Yes. The Creative discovery page can scope the feed to brands attached to the workspace, and users can select exactly which tracked brands should be included. This is useful for teams that review a stable set of competitors every week because they do not need to search the same brands repeatedly. The tracked-brand scope can also be switched off when the team wants to explore the wider market, search by industry, or look for new examples outside the usual competitive set.

Can I filter by creative patterns?

Yes. AdSpy supports filters that map to the way creative and growth teams actually analyze ads: AI tags, custom organization tags, performance labels, media type, promotional intent, industry, sub-industry, platform, format, active status, active duration, language, and demographic signals. Those filters make it easier to move from broad browsing to a specific research question, such as which hooks competitors repeat, which formats stay active longest, which offers dominate a category, or which examples match the team's own creative taxonomy.

Can I save my research for later?

Yes. Teams can save filter setups as Saved Views, add ads to collections from individual cards, select multiple ads for batch collection or tagging, and reopen the same research context later.

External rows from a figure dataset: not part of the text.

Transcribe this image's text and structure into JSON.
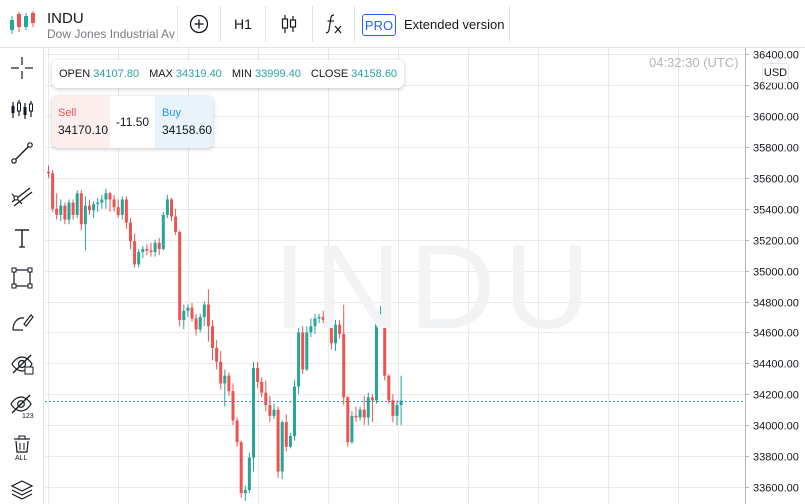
{
  "symbol": {
    "ticker": "INDU",
    "full_name": "Dow Jones Industrial Average"
  },
  "toolbar": {
    "add_icon": "plus-circle-icon",
    "timeframe": "H1",
    "chart_type_icon": "candlestick-icon",
    "indicators_icon": "fx-icon",
    "pro_badge": "PRO",
    "extended_label": "Extended version"
  },
  "left_tools": [
    "crosshair-icon",
    "indicators-icon",
    "trend-line-icon",
    "pitchfork-icon",
    "text-icon",
    "rectangle-icon",
    "brush-icon",
    "hide-drawings-icon",
    "hide-indicators-icon",
    "remove-all-icon",
    "layers-icon"
  ],
  "chart_header": {
    "time": "04:32:30 (UTC)",
    "currency": "USD"
  },
  "ohlc": {
    "open_label": "OPEN",
    "open": "34107.80",
    "max_label": "MAX",
    "max": "34319.40",
    "min_label": "MIN",
    "min": "33999.40",
    "close_label": "CLOSE",
    "close": "34158.60"
  },
  "trade": {
    "sell_label": "Sell",
    "sell_price": "34170.10",
    "spread": "-11.50",
    "buy_label": "Buy",
    "buy_price": "34158.60"
  },
  "watermark": "INDU",
  "colors": {
    "up": "#26a69a",
    "down": "#ef5350",
    "grid": "#e9e9ea",
    "price_line": "#26a69a"
  },
  "chart_data": {
    "type": "candlestick",
    "title": "",
    "ylabel": "",
    "ylim": [
      33490,
      36440
    ],
    "y_ticks": [
      "36400.00",
      "36200.00",
      "36000.00",
      "35800.00",
      "35600.00",
      "35400.00",
      "35200.00",
      "35000.00",
      "34800.00",
      "34600.00",
      "34400.00",
      "34200.00",
      "34000.00",
      "33800.00",
      "33600.00"
    ],
    "current_price": 34158.6,
    "grid": true,
    "ohlc_series": [
      [
        35640,
        35680,
        35600,
        35630
      ],
      [
        35630,
        35650,
        35380,
        35400
      ],
      [
        35400,
        35500,
        35330,
        35360
      ],
      [
        35360,
        35460,
        35320,
        35420
      ],
      [
        35420,
        35440,
        35300,
        35330
      ],
      [
        35330,
        35460,
        35300,
        35440
      ],
      [
        35440,
        35460,
        35330,
        35360
      ],
      [
        35360,
        35520,
        35340,
        35500
      ],
      [
        35500,
        35520,
        35260,
        35300
      ],
      [
        35300,
        35480,
        35130,
        35420
      ],
      [
        35420,
        35460,
        35360,
        35390
      ],
      [
        35390,
        35450,
        35340,
        35430
      ],
      [
        35430,
        35470,
        35380,
        35440
      ],
      [
        35440,
        35490,
        35400,
        35460
      ],
      [
        35460,
        35530,
        35400,
        35500
      ],
      [
        35500,
        35510,
        35380,
        35460
      ],
      [
        35460,
        35490,
        35380,
        35410
      ],
      [
        35410,
        35460,
        35340,
        35360
      ],
      [
        35360,
        35480,
        35330,
        35460
      ],
      [
        35460,
        35480,
        35270,
        35310
      ],
      [
        35310,
        35340,
        35140,
        35190
      ],
      [
        35190,
        35240,
        35020,
        35040
      ],
      [
        35040,
        35140,
        35020,
        35120
      ],
      [
        35120,
        35160,
        35080,
        35140
      ],
      [
        35140,
        35170,
        35100,
        35130
      ],
      [
        35130,
        35180,
        35090,
        35120
      ],
      [
        35120,
        35200,
        35090,
        35180
      ],
      [
        35180,
        35210,
        35100,
        35140
      ],
      [
        35140,
        35380,
        35130,
        35360
      ],
      [
        35360,
        35490,
        35340,
        35460
      ],
      [
        35460,
        35470,
        35320,
        35350
      ],
      [
        35350,
        35400,
        35230,
        35250
      ],
      [
        35250,
        35260,
        34640,
        34680
      ],
      [
        34680,
        34780,
        34620,
        34740
      ],
      [
        34740,
        34780,
        34700,
        34760
      ],
      [
        34760,
        34790,
        34670,
        34690
      ],
      [
        34690,
        34720,
        34580,
        34620
      ],
      [
        34620,
        34720,
        34600,
        34700
      ],
      [
        34700,
        34800,
        34640,
        34780
      ],
      [
        34780,
        34880,
        34540,
        34640
      ],
      [
        34640,
        34680,
        34420,
        34500
      ],
      [
        34500,
        34550,
        34360,
        34410
      ],
      [
        34410,
        34480,
        34230,
        34270
      ],
      [
        34270,
        34360,
        34120,
        34320
      ],
      [
        34320,
        34340,
        34190,
        34220
      ],
      [
        34220,
        34270,
        34000,
        34030
      ],
      [
        34030,
        34050,
        33860,
        33890
      ],
      [
        33890,
        33900,
        33530,
        33560
      ],
      [
        33560,
        33610,
        33510,
        33580
      ],
      [
        33580,
        33820,
        33560,
        33790
      ],
      [
        33790,
        34410,
        33700,
        34370
      ],
      [
        34370,
        34410,
        34240,
        34280
      ],
      [
        34280,
        34310,
        34180,
        34210
      ],
      [
        34210,
        34290,
        34090,
        34130
      ],
      [
        34130,
        34190,
        34020,
        34060
      ],
      [
        34060,
        34140,
        34040,
        34100
      ],
      [
        34100,
        34120,
        33660,
        33700
      ],
      [
        33700,
        34030,
        33650,
        34020
      ],
      [
        34020,
        34070,
        33830,
        33860
      ],
      [
        33860,
        33950,
        33850,
        33930
      ],
      [
        33930,
        34290,
        33900,
        34250
      ],
      [
        34250,
        34630,
        34200,
        34600
      ],
      [
        34600,
        34640,
        34330,
        34360
      ],
      [
        34360,
        34640,
        34350,
        34600
      ],
      [
        34600,
        34690,
        34570,
        34640
      ],
      [
        34640,
        34720,
        34590,
        34690
      ],
      [
        34690,
        34720,
        34660,
        34700
      ],
      [
        34700,
        34740,
        34660,
        34680
      ],
      [
        34680,
        34720,
        34640,
        34700
      ],
      [
        34700,
        34800,
        34490,
        34530
      ],
      [
        34530,
        34680,
        34480,
        34650
      ],
      [
        34650,
        34680,
        34560,
        34590
      ],
      [
        34590,
        34780,
        34130,
        34180
      ],
      [
        34180,
        34190,
        33860,
        33890
      ],
      [
        33890,
        34090,
        33880,
        34060
      ],
      [
        34060,
        34120,
        34020,
        34050
      ],
      [
        34050,
        34120,
        34030,
        34100
      ],
      [
        34100,
        34190,
        34000,
        34050
      ],
      [
        34050,
        34210,
        34000,
        34180
      ],
      [
        34180,
        34200,
        34020,
        34160
      ],
      [
        34160,
        34730,
        34140,
        34690
      ],
      [
        34690,
        34770,
        34650,
        34700
      ],
      [
        34700,
        34710,
        34290,
        34320
      ],
      [
        34320,
        34330,
        34140,
        34160
      ],
      [
        34160,
        34200,
        34020,
        34060
      ],
      [
        34060,
        34160,
        34000,
        34130
      ],
      [
        34130,
        34320,
        34000,
        34159
      ]
    ]
  }
}
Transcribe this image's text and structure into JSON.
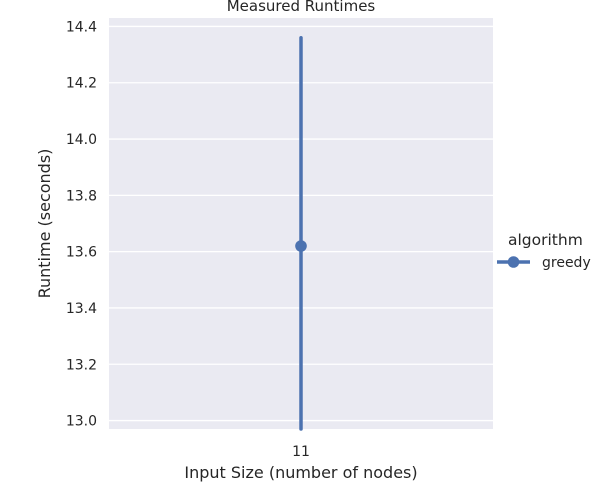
{
  "chart_data": {
    "type": "pointplot",
    "title": "Measured Runtimes",
    "xlabel": "Input Size (number of nodes)",
    "ylabel": "Runtime (seconds)",
    "categories": [
      "11"
    ],
    "ylim": [
      12.97,
      14.43
    ],
    "yticks": [
      13.0,
      13.2,
      13.4,
      13.6,
      13.8,
      14.0,
      14.2,
      14.4
    ],
    "grid": true,
    "legend": {
      "title": "algorithm",
      "placement": "right"
    },
    "series": [
      {
        "name": "greedy",
        "color": "#4c72b0",
        "points": [
          {
            "x": "11",
            "y": 13.62,
            "ci_low": 12.97,
            "ci_high": 14.36
          }
        ]
      }
    ]
  },
  "colors": {
    "plot_background": "#eaeaf2",
    "grid": "#ffffff",
    "series": "#4c72b0"
  }
}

Saved Views are useful when a filter setup becomes a recurring market slice, such as active competitor video ads in a specific category. Collections are useful when the team wants to preserve examples for a brief, review, swipe file, or client discussion. Custom tags add another layer by letting the organization build its own language around creative patterns.

How does AdSpy connect with Copilot?

Selected ads and collection context can be sent into Copilot so teams can ask questions about competitor ads, creative patterns, hooks, formats, and next-step creative ideas without rebuilding the context manually. This matters because the best competitor research usually leads to a second question: what pattern are we seeing, what should we test, what differs from our account, or how should this influence the next brief? Copilot gives the team a way to analyze the selected context while the examples are still connected to the original research workflow.

Who should use AdSpy?

AdSpy is useful for creative strategists, media buyers, growth leads, founders, and agency teams that need a reliable view of competitor creative activity. Creative teams can use it to brief new concepts from real examples. Media buyers can use it to understand which formats or offers competitors keep running. Agencies can use it to prepare client reviews and shared swipe files. Founders and marketing leaders can use it to understand how the market is moving without waiting for a manual research report.